Since uLisp Zero doesn't have numbers, this version of the benchmark uses the length of the lists to denote the numbers. I use "x"s, but you could use any list of symbols.

First we define an add function; this is the same as the append function, app, defined above:

(defun add (one two)
  (if (null (cdr one)) (cons (car one) two)
    (cons (car one) (add (cdr one) two))))

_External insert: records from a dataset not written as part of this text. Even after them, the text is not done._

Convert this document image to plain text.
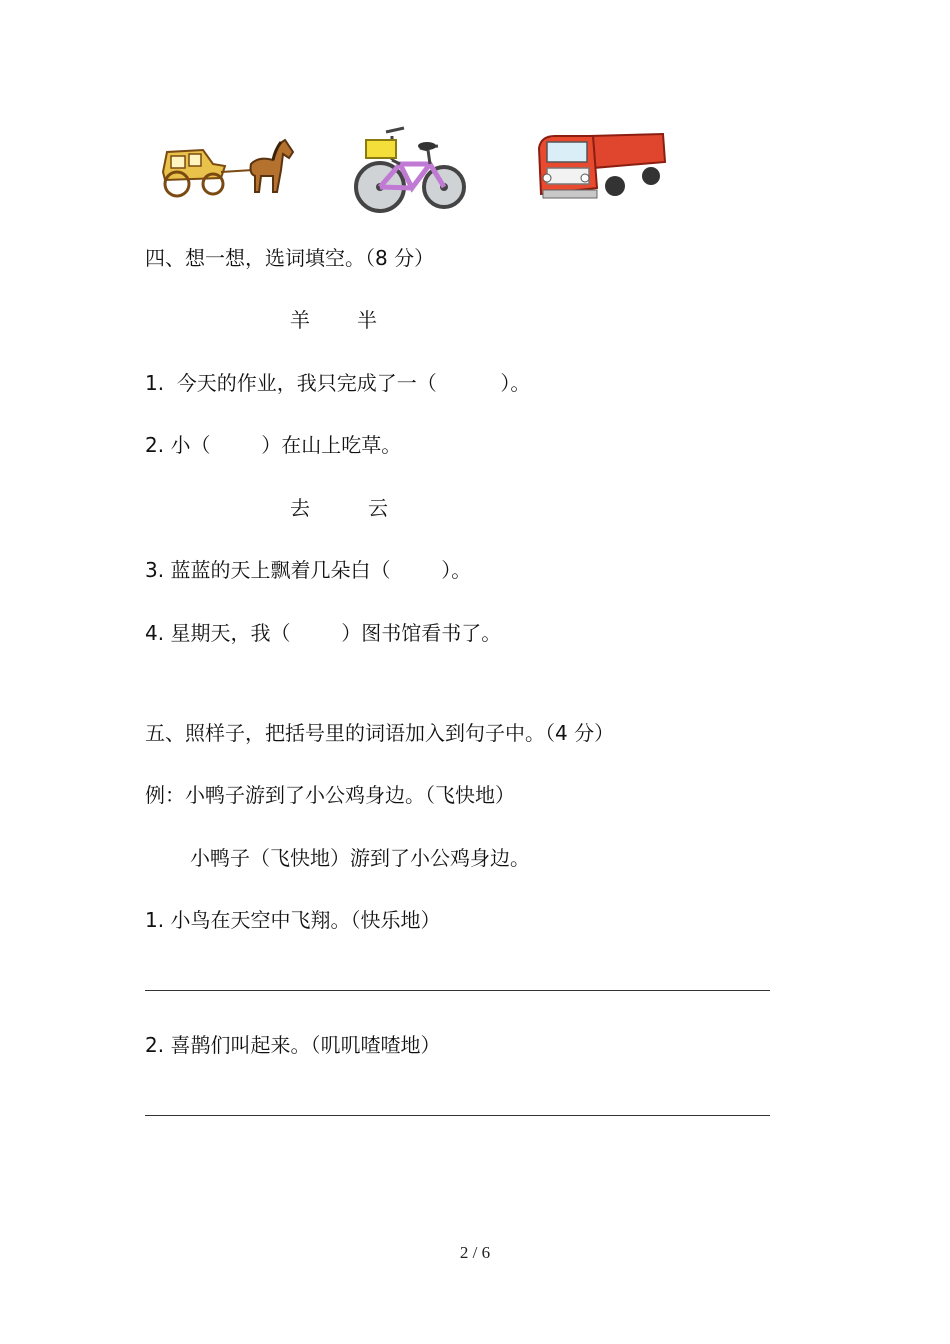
四、想一想，选词填空。（8 分）
羊 半
1.  今天的作业，我只完成了一（          ）。
2. 小（        ）在山上吃草。
去	云
3. 蓝蓝的天上飘着几朵白（        ）。
4. 星期天，我（        ）图书馆看书了。
五、照样子，把括号里的词语加入到句子中。（4 分）
例：小鸭子游到了小公鸡身边。（飞快地）
小鸭子（飞快地）游到了小公鸡身边。
1. 小鸟在天空中飞翔。（快乐地）
2. 喜鹊们叫起来。（叽叽喳喳地）
2 / 6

For example, to add 2 and 3:

> (add '(x x) '(x x x))
(x x x x x)

Next we need an equivalent subtract function, sub. This is the same as the lgr function defined above (negative numbers aren't supported!):

(defun sub (a b)
  (if (null b) a
    (sub (cdr a) (cdr b))))

 For example:

> (sub '(x x x x) '(x x))
(x x)

The following function returns t if its argument is less than or equal to 2, and nil otherwise:

(defun le2 (n)
  (null (cdr (cdr n)))

For example:

>  (le2 '(x x))
t

Finally, here's the definition of q:

(defun q (n)
  (if (le2 n) '(x)
    (add
     (q (sub n (q (cdr n))))
     (q (sub n (q (cdr (cdr n))))))))

On an Arduino Mega 2560 (q 21) takes 162 secs to return the answer 12:

> (q '(x x x x x x x x x x x x x x x x x x x x x))
(x x x x x x x x x x x x)

Here are all the examples in a single file: uLisp Zero examples.